The Amazing Interlude - Page 115/173

The officer shot him instantly in the chest. He fell and lay still and

the officer bent over him. In that moment Henri stabbed him with a

knife in his left hand. Men were coming from every direction, but he

got away--he did not clearly remember how. And at dawn he fell into

the Belgian farmhouse, apparently dying.

Jean's story, on the other hand, was given early and with no hesitation.

He had crossed the border at Holland in civilian clothes, by the simple

expedient of bribing a sentry. He had got, with little difficulty, to

the farmhouse, and found Henri, now recovering but very weak; he was

lying hidden in a garret, and he was suffering from hunger and lack of

medical attention. In a wagon full of market stuff, Henri hidden in the

bed of it, they had got to the border again. And there Jean had, it

seemed, stabbed the sentry he had bribed before and driven on to neutral

soil.

Not an unusual story, that of Henri and Jean. The journey across

Belgium in the springless farm wagon was the worst. They had had to

take roundabout lanes, avoiding the main highways. Fortunately, always

at night there were friendly houses, kind hands to lift Henri into warm

fire-lighted interiors. Many messages they had brought back, some of

cheer, but too often of tragedy, from the small farmsteads of Belgium.

Then finally had been Holland, and the chartering of a boat--and at

last--"Here we are, and here we are, and here we are again," sang Henri,

chopping at his cotton and making a great show of cheerfulness before

Sara Lee.

But with Jean sometimes he showed the black depression beneath. He

would never be a man again. He was done for. He gained strength so

slowly that he believed he was not gaining at all. He was not happy,

and the unhappy mend slowly.

After the time he had asked Jean to take away Harvey's photograph he did

not recur to the subject, but he did not need to. Jean knew, perhaps

even better than Henri himself, that the boy was recklessly, hopelessly,

not quite rationally in love with the American girl.
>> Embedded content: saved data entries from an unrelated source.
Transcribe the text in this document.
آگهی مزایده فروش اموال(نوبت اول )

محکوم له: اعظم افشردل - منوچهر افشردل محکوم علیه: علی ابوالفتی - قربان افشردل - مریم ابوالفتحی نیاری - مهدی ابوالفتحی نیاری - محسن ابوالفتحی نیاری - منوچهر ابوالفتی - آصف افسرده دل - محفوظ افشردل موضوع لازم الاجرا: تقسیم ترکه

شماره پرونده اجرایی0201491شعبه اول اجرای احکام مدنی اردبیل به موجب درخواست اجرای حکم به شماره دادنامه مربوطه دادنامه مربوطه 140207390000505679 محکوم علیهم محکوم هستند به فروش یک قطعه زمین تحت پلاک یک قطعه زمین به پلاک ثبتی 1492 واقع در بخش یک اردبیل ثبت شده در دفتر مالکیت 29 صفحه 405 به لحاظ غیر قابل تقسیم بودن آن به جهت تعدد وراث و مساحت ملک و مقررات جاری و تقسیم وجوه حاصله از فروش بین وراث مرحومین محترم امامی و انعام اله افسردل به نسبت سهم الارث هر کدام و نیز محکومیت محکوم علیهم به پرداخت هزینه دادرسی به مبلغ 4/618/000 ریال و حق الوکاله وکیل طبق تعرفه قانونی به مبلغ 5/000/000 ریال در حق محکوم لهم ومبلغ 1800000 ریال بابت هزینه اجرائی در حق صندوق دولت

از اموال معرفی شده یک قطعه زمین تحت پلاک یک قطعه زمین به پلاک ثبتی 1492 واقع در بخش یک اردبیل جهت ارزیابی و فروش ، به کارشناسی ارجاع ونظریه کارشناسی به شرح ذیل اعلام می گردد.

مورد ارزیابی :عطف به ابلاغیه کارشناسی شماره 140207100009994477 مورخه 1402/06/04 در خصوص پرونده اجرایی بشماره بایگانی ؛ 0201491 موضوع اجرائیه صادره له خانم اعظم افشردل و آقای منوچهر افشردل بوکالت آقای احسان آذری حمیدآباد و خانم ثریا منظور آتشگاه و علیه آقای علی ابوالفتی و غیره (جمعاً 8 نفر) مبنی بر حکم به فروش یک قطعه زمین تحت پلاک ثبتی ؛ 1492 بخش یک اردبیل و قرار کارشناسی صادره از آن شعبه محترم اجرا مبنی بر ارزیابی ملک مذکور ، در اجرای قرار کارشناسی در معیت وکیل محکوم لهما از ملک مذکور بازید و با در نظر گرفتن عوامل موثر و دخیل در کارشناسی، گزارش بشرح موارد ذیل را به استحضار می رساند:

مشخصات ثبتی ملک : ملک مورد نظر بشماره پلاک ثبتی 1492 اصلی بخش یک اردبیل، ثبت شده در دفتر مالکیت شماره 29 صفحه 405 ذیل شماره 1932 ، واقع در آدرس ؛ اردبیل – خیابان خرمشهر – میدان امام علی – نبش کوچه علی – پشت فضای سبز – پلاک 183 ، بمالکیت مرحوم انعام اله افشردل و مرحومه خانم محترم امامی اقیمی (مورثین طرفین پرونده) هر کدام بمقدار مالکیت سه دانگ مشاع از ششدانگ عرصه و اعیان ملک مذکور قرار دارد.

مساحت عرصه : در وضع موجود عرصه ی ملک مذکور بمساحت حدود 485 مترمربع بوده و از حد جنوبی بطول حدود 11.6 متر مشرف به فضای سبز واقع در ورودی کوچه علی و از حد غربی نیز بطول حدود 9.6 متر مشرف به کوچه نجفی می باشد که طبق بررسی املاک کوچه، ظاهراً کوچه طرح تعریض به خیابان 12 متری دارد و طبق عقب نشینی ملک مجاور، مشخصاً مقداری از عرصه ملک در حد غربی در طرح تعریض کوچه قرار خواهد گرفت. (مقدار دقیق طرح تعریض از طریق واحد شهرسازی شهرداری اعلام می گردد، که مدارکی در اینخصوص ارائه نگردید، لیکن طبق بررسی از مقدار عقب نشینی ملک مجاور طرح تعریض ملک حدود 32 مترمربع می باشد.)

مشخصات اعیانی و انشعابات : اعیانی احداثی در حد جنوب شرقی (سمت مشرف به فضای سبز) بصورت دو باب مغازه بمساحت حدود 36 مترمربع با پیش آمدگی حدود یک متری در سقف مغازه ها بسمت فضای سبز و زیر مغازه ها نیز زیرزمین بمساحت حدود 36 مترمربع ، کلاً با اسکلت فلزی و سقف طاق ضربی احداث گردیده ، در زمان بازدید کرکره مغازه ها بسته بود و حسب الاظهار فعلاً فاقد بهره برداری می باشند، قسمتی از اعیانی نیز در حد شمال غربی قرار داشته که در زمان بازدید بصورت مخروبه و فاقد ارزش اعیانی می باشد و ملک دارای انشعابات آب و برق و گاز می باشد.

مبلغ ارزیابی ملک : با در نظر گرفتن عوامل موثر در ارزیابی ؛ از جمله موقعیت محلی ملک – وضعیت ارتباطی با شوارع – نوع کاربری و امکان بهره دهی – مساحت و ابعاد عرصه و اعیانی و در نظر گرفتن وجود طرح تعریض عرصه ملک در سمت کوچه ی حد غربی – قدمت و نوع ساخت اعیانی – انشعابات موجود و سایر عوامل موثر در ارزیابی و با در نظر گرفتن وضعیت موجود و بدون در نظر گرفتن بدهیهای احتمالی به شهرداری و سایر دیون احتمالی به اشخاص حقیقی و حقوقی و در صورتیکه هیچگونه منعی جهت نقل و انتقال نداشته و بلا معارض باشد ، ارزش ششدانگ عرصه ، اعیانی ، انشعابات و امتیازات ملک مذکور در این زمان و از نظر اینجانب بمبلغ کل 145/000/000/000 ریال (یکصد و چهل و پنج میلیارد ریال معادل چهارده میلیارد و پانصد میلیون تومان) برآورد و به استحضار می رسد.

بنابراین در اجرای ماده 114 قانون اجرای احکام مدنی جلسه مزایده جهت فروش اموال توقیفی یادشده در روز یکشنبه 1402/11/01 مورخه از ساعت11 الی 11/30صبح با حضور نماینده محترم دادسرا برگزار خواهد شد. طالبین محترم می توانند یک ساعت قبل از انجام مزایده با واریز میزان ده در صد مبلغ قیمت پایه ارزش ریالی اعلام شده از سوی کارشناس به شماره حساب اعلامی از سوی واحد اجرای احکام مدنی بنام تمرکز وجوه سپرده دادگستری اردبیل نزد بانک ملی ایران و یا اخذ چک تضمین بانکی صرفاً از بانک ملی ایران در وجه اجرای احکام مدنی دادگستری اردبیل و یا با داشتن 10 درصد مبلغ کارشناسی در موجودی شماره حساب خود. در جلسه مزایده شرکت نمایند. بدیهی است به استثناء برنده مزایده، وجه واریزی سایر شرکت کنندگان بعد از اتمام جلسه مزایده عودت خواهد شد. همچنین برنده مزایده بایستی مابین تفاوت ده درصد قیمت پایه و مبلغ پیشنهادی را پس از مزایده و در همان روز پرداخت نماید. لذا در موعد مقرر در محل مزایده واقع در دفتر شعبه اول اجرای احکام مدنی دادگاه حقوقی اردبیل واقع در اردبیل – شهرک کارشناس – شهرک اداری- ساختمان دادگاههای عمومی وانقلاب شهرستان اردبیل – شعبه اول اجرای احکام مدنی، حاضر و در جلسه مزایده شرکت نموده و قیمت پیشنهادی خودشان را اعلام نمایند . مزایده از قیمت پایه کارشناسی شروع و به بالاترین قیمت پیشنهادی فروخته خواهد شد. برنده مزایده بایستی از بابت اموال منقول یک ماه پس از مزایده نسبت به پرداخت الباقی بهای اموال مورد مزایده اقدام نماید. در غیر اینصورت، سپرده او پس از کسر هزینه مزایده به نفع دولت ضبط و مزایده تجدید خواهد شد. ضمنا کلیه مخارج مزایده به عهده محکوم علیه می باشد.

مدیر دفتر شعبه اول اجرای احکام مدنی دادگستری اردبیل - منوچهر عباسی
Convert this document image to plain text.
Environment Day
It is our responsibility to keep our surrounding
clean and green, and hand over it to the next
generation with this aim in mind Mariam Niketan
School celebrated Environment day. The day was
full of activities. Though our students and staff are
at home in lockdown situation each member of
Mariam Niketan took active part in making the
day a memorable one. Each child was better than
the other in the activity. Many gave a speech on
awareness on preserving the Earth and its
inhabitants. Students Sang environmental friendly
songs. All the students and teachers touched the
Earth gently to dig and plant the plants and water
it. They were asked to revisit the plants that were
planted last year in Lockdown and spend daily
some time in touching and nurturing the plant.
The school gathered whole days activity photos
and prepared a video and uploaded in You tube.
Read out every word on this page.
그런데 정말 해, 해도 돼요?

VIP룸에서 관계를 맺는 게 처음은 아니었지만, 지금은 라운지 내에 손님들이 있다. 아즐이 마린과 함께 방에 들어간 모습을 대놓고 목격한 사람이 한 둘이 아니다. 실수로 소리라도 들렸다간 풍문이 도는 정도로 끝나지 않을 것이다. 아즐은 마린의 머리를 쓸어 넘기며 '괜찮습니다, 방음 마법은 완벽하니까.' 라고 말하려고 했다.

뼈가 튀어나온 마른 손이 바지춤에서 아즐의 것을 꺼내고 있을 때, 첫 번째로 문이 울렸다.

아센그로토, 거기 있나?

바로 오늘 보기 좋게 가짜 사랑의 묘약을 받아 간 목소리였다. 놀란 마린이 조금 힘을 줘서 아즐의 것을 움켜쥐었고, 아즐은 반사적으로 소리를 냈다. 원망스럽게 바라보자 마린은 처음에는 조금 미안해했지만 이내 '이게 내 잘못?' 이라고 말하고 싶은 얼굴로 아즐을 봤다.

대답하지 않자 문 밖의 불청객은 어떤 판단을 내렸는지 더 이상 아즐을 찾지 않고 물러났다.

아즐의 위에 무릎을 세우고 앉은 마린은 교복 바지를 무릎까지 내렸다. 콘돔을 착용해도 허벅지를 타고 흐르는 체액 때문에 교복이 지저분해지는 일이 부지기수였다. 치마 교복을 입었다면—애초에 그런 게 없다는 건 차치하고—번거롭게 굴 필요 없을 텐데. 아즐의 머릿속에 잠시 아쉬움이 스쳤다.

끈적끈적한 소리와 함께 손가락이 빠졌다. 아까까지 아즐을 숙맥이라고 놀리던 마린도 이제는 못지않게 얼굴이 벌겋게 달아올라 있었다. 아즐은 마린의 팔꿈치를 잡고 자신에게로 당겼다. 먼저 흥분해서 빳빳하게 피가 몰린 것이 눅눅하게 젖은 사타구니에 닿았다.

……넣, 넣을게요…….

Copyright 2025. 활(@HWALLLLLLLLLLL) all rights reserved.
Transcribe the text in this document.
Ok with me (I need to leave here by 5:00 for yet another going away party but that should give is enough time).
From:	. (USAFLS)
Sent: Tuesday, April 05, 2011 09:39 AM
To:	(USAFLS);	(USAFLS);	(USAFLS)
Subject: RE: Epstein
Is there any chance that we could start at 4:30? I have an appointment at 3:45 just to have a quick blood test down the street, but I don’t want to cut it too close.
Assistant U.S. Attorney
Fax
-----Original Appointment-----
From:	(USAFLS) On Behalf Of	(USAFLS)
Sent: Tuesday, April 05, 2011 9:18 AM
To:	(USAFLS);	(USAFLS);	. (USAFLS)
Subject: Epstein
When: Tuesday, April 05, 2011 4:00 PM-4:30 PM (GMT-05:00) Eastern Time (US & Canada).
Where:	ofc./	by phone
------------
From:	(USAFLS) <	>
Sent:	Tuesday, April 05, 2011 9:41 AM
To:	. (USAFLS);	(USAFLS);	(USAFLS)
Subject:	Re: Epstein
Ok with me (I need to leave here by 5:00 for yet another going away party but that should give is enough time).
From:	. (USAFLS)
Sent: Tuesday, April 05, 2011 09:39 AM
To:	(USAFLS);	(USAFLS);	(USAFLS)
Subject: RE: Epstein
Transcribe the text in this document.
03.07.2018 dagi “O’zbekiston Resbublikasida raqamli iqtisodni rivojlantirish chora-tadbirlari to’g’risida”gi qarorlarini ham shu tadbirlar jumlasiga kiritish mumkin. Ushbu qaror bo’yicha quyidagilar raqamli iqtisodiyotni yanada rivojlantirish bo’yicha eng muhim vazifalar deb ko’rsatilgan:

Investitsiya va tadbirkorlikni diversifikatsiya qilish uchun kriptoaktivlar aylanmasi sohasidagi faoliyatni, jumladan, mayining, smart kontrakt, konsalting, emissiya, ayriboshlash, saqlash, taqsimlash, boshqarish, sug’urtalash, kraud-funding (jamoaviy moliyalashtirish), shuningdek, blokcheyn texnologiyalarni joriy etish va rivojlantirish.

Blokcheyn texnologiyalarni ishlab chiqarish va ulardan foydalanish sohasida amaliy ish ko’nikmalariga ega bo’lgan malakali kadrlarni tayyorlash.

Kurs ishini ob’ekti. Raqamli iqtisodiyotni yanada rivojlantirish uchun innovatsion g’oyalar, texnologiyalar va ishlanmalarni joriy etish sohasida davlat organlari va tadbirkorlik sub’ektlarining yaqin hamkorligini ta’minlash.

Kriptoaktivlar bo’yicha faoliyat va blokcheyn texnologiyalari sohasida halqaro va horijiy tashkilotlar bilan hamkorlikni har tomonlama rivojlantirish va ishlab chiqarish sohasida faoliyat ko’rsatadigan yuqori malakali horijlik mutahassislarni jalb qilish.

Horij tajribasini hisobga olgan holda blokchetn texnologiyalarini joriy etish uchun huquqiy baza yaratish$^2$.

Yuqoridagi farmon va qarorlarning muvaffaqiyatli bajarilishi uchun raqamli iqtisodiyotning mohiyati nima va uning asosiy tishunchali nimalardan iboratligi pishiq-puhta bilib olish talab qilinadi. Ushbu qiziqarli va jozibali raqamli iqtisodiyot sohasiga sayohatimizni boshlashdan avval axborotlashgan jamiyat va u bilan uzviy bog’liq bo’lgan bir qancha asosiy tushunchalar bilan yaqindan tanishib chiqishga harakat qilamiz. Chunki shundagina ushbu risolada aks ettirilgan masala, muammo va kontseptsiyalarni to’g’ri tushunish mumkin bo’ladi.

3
Also Henri was fretting about his work. Sometimes at night, following

Henri's instructions, Jean wandered quietly along roads and paths that

paralleled the Front. At such times his eyes were turned, not toward

the trenches, but toward that flat country which lay behind, still dotted

at that time with groves of trees, with canals overhung with pollard

willows, and with here and there a farmhouse that at night took on in

the starlight the appearance of being whole again.